The source Python scripts are in src/main/python/trec2018/h2oloo-core/.

Building Training Data

Run the following command to build the training data:

python script/build_train.py --tfidf-folder src/main_folder/train/tfidf/ \
 --qrels-folder src/main_folder/train/rank/ --output-folder main_folder/train/

The command performs the following:

  • Building vocabulary. Training data consists of documents in qrels from Robust04, Robust05, and Core17. Vocabulary contains all words in training data.
  • Building and Dumping docid index and vocabulary index. Each document and each vocabulary in training data are indexed for the ease of building feature matrix in next step. They are dumped in main_folder/train/.
  • Building features and labels. Features are the TF-IDF values with shape (n_docs, n_vocabs) topic-wise, and labels are the qrels value (changing all 2s to 1s). Features are stored using scipy.sparse_matrix
  • Dump features and labels. Features are dumped as .npz file and labels are as .npy file for each topic. These files are named with the topic id, e.g., 321.npz is the feature file for topic 321 and 321.npy is the label file for topic 321. They are dumped in main_folder/train/features folder.

Building Test Data

Run the following command to build test data:

python script/build_test.py --tfidf-file src/main_folder/test/Core18_tfidf.tar.gz \
 --rank-file src/main_folder/test/Core18_rerank_[rm3|ax].txt \
 --output-folder main_folder/test/ --vocab-folder main_folder/train/

The command performs the following:

  • Building and Dumping docid index. Test data consists of top 10000 documents generated by BM25+RM3 or BM25+Axiom for each topic. Each document in test data is indexed. The docid index file is dumped in main_folder/test.
  • Building features. Features are TF-IDF values with shape (n_docs, n_vocabs), where vocabulary is build in the above step.
  • Dump features. A single .npz file was dumped at this step. In the dev step, we can use docid index to find the features for any document. The docid index file is dumped in main_folder/test.

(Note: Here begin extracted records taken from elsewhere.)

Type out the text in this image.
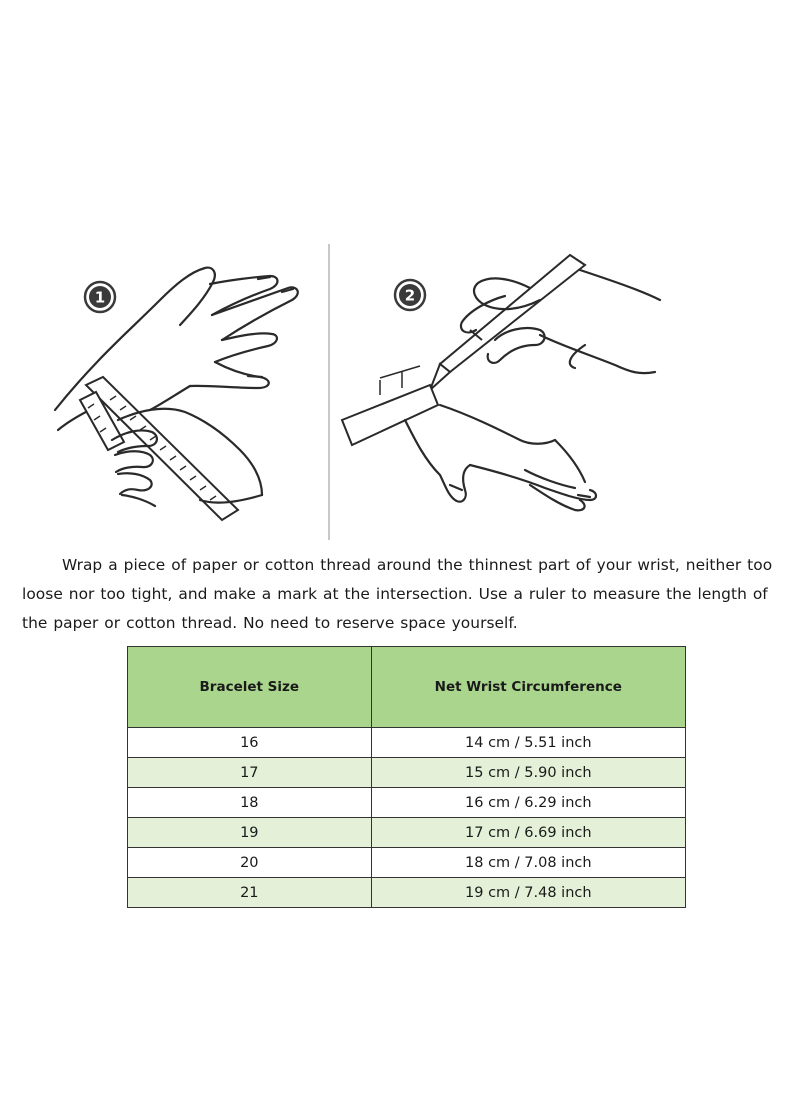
1	2

Wrap a piece of paper or cotton thread around the thinnest part of your wrist, neither too loose nor too tight, and make a mark at the intersection. Use a ruler to measure the length of the paper or cotton thread. No need to reserve space yourself.

Bracelet Size	Net Wrist Circumference
16	14 cm / 5.51 inch
17	15 cm / 5.90 inch
18	16 cm / 6.29 inch
19	17 cm / 6.69 inch
20	18 cm / 7.08 inch
21	19 cm / 7.48 inch
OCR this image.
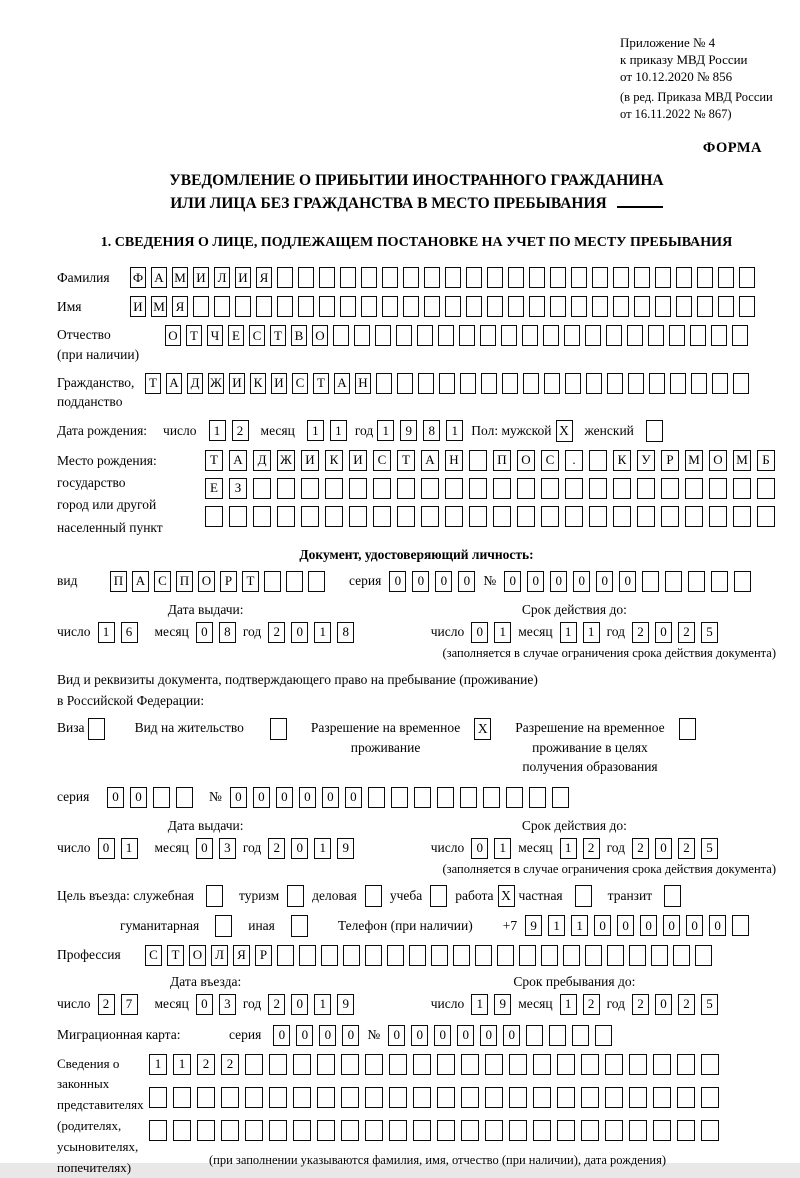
Приложение № 4
к приказу МВД России
от 10.12.2020 № 856
(в ред. Приказа МВД России
от 16.11.2022 № 867)
ФОРМА
УВЕДОМЛЕНИЕ О ПРИБЫТИИ ИНОСТРАННОГО ГРАЖДАНИНА
ИЛИ ЛИЦА БЕЗ ГРАЖДАНСТВА В МЕСТО ПРЕБЫВАНИЯ
1. СВЕДЕНИЯ О ЛИЦЕ, ПОДЛЕЖАЩЕМ ПОСТАНОВКЕ НА УЧЕТ ПО МЕСТУ ПРЕБЫВАНИЯ
Фамилия	Ф А М И Л И Я
Имя	И М Я
Отчество
(при наличии)
О Т Ч Е С Т В О
Гражданство,
подданство
Т А Д Ж И К И С Т А Н
Дата рождения: число	1	2	месяц	1	1 год 1	9	8	1 Пол: мужской X женский
Место рождения:
государство
город или другой
населенный пункт
Т	А	Д	Ж	И	К	И	С	Т	А	Н	П	О	С	.	К	У	Р	М	О	М	Б
Е	З
Документ, удостоверяющий личность:
вид	П А С П О	Р	Т	серия	0	0	0	0 №	0	0	0	0	0	0
Дата выдачи:
число 1	6	месяц 0	8 год 2	0	1	8
Срок действия до:
число 0	1 месяц 1	1 год 2	0	2	5
(заполняется в случае ограничения срока действия документа)
Вид и реквизиты документа, подтверждающего право на пребывание (проживание)
в Российской Федерации:
Виза	Вид на жительство	Разрешение на временное
проживание
X Разрешение на временное
проживание в целях
получения образования
серия	0	0	№	0	0	0	0	0	0
Дата выдачи:
число 0	1	месяц 0	3 год 2	0	1	9
Срок действия до:
число 0	1 месяц 1	2 год 2	0	2	5
(заполняется в случае ограничения срока действия документа)
Цель въезда: служебная	туризм деловая учеба работа X частная	транзит
гуманитарная	иная	Телефон (при наличии) +7	9	1	1	0	0	0	0	0	0
Профессия	С	Т	О Л	Я	Р
Дата въезда:
число 2	7	месяц 0	3 год 2	0	1	9
Срок пребывания до:
число 1	9 месяц 1	2 год 2	0	2	5
Миграционная карта:	серия	0	0	0	0 №	0	0	0	0	0	0
Сведения о
законных
представителях
(родителях,
усыновителях,
попечителях)
1	1	2	2
(при заполнении указываются фамилия, имя, отчество (при наличии), дата рождения)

Training and Generating Classifier Results

Run the following command to train classifiers and run inference on Core18 documents topic-wise to rerank the documents.

python script/train.py --train-folder main_folder/train/ \
 --test-folder main_folder/test/ \
 --rank-file src/main_folder/test/Core18_rerank_[rm3|ax].txt \
 --classifier clf --output-folder main_folder/output/clf

Where clf is one of the following:

  • lr1
  • lr2
  • svm
  • sgdr (SGD Regressor)
  • sgdc (SGD Classifier)
  • lgb (lightGBM)
  • ridge

The result will be in main_folder/output/CLASSIFIER folder, where CLASSIFIER is the classifier used for training.

Note that only one of rm3 or axiom results can be generated at one time and fed into next step (because the output name are fixed).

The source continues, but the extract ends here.